Lukáš Mihálik (born 12 February 1994) is a Slovak football forward who currently plays for FC Jois in Austria. He is most known for playing as a centre-forward for first division side FC ViOn Zlaté Moravce, staying with the club for 2 seasons.

==Club career==
===Zlaté Moravce===
After good performances in the youth team, Mihálik asked for a place in the A - team of Zlaté Moravce, with whom he has been training with almost a month.

The 18-year old Mihálik made his senior debut for FC ViOn Zlaté Moravce in a 5–0 away win against Spartak Trnava. Coming onto the game as a substitute in the 79th minute for Adrián Candrák, Mihálik would score his first goal for the club just 10 minutes later, scoring a header after a cross from Peter Orávik.

==== 2013–2014 season ====
Mihálik played his first match in the 2013–2014 season for Zlaté Moravce in a 2–0 loss against FC VSS Košice on 13 July 2013, coming off the bench in the 84th minute for Juraj Pilát. His first start came in the same season, starting in a 3–2 win against FC Nitra. Mihálik would also start in a 2–0 win against Spartak Trnava.

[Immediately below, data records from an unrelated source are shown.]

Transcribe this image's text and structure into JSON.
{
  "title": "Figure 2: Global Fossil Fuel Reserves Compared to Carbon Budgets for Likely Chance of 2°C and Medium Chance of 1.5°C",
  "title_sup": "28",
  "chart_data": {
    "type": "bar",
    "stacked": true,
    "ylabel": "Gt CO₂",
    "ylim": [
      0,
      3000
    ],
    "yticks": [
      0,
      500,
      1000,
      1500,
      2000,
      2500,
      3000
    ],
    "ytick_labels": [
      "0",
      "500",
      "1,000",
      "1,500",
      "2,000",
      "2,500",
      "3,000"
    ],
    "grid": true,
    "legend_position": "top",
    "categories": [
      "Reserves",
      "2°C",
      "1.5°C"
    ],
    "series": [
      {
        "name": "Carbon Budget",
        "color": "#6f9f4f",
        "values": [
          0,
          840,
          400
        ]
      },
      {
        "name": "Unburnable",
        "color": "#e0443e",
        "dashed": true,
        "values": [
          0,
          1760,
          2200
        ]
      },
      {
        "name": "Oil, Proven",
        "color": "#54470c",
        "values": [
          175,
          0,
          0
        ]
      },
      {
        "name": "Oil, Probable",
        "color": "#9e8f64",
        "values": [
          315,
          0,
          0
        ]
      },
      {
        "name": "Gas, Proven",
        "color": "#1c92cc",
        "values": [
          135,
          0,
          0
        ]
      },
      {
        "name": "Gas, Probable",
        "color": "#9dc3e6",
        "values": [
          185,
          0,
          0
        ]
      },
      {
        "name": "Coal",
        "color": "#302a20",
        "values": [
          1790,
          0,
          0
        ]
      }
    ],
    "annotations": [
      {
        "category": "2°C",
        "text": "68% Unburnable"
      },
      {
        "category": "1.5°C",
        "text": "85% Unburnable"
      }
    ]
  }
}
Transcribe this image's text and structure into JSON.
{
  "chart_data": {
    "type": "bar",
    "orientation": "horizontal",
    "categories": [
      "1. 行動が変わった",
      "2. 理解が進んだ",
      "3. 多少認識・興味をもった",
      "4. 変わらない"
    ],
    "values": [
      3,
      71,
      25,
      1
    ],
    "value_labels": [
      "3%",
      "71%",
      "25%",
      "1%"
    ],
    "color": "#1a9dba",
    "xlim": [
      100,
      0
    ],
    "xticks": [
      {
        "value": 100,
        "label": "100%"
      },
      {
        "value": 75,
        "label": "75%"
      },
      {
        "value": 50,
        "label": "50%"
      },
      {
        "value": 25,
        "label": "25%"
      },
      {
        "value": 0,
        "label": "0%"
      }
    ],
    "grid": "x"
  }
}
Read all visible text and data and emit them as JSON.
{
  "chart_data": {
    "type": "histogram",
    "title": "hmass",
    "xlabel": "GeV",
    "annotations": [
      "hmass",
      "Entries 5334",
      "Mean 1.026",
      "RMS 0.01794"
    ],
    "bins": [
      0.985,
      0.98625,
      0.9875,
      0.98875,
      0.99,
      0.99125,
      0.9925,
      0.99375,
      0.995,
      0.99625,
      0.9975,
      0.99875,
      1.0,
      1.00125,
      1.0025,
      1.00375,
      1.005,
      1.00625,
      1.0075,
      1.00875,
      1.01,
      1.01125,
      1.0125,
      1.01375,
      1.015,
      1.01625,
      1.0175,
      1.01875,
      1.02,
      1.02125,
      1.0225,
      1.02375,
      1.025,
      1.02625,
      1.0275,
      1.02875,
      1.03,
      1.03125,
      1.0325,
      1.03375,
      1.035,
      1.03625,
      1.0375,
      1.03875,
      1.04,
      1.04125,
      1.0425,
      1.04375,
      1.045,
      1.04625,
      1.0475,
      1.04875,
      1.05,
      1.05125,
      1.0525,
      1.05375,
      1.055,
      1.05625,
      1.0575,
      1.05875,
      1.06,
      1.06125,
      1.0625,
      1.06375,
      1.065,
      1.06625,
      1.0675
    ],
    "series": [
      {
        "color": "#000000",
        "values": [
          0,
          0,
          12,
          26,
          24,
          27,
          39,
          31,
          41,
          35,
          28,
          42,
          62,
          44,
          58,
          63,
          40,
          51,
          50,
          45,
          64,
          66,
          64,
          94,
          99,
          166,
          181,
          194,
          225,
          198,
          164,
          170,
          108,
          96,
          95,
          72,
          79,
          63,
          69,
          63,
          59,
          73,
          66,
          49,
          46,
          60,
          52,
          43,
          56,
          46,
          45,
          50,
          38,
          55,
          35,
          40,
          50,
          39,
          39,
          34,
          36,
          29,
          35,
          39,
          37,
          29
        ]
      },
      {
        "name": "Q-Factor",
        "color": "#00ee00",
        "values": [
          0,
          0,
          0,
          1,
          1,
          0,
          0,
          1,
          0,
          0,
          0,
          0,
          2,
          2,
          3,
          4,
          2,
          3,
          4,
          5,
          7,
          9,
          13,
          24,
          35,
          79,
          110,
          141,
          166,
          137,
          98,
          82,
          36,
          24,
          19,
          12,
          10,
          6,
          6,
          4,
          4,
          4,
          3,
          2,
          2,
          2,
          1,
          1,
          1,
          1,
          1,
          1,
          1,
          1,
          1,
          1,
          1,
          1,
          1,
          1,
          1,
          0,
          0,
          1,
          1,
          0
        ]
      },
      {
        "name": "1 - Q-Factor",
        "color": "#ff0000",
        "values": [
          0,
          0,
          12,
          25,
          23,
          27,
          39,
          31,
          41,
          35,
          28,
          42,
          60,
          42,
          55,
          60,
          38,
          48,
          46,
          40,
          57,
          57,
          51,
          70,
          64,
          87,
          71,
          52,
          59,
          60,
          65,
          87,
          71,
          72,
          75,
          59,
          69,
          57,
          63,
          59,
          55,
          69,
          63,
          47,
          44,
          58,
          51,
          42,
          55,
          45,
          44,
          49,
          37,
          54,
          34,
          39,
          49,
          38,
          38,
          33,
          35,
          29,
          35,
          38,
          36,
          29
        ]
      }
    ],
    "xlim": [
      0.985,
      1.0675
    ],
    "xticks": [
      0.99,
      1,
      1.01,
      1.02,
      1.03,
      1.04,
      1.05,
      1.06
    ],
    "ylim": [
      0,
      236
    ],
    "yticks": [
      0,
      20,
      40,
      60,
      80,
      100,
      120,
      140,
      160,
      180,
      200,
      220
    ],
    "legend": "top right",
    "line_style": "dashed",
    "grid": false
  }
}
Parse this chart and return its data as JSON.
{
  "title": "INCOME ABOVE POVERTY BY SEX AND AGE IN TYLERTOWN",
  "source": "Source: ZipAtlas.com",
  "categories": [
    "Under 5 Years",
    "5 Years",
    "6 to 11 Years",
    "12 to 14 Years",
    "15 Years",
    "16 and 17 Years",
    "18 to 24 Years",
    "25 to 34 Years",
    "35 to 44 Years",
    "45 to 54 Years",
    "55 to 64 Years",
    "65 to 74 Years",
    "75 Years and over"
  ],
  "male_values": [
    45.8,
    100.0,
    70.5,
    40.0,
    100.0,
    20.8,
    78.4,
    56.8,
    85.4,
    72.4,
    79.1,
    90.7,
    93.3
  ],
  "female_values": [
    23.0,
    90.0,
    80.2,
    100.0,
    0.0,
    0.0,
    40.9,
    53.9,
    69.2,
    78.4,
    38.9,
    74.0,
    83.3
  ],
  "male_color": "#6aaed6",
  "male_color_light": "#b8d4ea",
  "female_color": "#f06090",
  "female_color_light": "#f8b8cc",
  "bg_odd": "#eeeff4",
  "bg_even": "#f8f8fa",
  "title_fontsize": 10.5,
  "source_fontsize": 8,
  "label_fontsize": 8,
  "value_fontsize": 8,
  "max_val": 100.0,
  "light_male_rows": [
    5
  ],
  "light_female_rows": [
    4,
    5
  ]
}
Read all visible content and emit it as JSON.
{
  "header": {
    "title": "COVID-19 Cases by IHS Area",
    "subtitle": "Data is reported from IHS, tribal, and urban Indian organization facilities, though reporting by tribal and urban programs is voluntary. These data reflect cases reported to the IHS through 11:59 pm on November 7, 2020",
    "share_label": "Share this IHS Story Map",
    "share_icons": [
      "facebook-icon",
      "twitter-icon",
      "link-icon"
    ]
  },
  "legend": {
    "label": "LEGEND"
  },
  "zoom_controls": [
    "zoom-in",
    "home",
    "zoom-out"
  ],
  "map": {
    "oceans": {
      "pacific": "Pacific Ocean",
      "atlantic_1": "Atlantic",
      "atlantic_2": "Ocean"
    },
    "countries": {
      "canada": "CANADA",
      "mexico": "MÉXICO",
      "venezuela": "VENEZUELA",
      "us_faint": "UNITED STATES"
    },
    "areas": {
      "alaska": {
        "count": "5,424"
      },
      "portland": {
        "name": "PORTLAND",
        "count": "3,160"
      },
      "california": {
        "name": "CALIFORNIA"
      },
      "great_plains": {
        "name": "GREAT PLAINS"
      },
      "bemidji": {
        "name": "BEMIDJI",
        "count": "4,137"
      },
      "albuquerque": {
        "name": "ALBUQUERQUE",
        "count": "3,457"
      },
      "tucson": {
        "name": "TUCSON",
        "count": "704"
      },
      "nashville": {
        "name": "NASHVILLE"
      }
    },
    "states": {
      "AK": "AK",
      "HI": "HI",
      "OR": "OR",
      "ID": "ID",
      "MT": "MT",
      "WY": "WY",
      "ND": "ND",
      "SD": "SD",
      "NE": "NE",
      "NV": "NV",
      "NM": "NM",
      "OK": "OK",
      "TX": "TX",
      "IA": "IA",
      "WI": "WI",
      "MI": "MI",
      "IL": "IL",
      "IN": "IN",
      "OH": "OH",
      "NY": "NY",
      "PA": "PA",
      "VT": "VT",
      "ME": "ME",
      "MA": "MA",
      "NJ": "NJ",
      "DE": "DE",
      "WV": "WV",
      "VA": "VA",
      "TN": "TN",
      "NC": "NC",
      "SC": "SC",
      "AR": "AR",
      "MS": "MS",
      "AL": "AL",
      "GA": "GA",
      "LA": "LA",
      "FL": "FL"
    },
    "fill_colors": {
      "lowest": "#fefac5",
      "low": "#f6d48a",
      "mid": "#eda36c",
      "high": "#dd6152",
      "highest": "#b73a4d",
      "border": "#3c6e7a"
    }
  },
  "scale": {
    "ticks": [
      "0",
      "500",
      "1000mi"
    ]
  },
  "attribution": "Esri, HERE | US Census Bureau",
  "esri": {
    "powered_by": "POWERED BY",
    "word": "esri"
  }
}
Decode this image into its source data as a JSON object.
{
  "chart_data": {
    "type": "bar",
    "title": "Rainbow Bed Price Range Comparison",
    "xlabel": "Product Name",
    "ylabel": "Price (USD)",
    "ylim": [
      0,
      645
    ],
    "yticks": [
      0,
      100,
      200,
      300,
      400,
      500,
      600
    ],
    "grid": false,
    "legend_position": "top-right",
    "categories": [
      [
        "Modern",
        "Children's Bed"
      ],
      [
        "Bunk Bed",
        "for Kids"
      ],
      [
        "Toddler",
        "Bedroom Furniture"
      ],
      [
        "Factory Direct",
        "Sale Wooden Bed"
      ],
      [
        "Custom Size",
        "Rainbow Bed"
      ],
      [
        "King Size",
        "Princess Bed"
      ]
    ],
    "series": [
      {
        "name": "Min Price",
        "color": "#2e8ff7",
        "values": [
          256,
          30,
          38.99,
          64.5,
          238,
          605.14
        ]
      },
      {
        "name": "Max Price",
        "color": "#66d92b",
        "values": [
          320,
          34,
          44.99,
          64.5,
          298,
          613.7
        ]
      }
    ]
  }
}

On 24 October 2013, Members of the Sports and Technical Commission of the Slovak Football Association decided to annul the result of the quarter-final match of the Slovak Cup between FK Senica and FC ViOn Zlaté Moravce due to an unauthorized start by the visiting player Lukáš Mihálik, with a result of 3–0 in favor of the home team. The 19-year-old ViOn striker received a yellow card each time in the victories in the 2nd round over FC Petržalka as well as in the 3rd round Dusl Šaľa and since Mihálik collected two, he could not intervene in the quarter-final match in Senica. However, Mihálik replaced Lukáš Szabó on the field in the 83rd minute and played the rest of the match.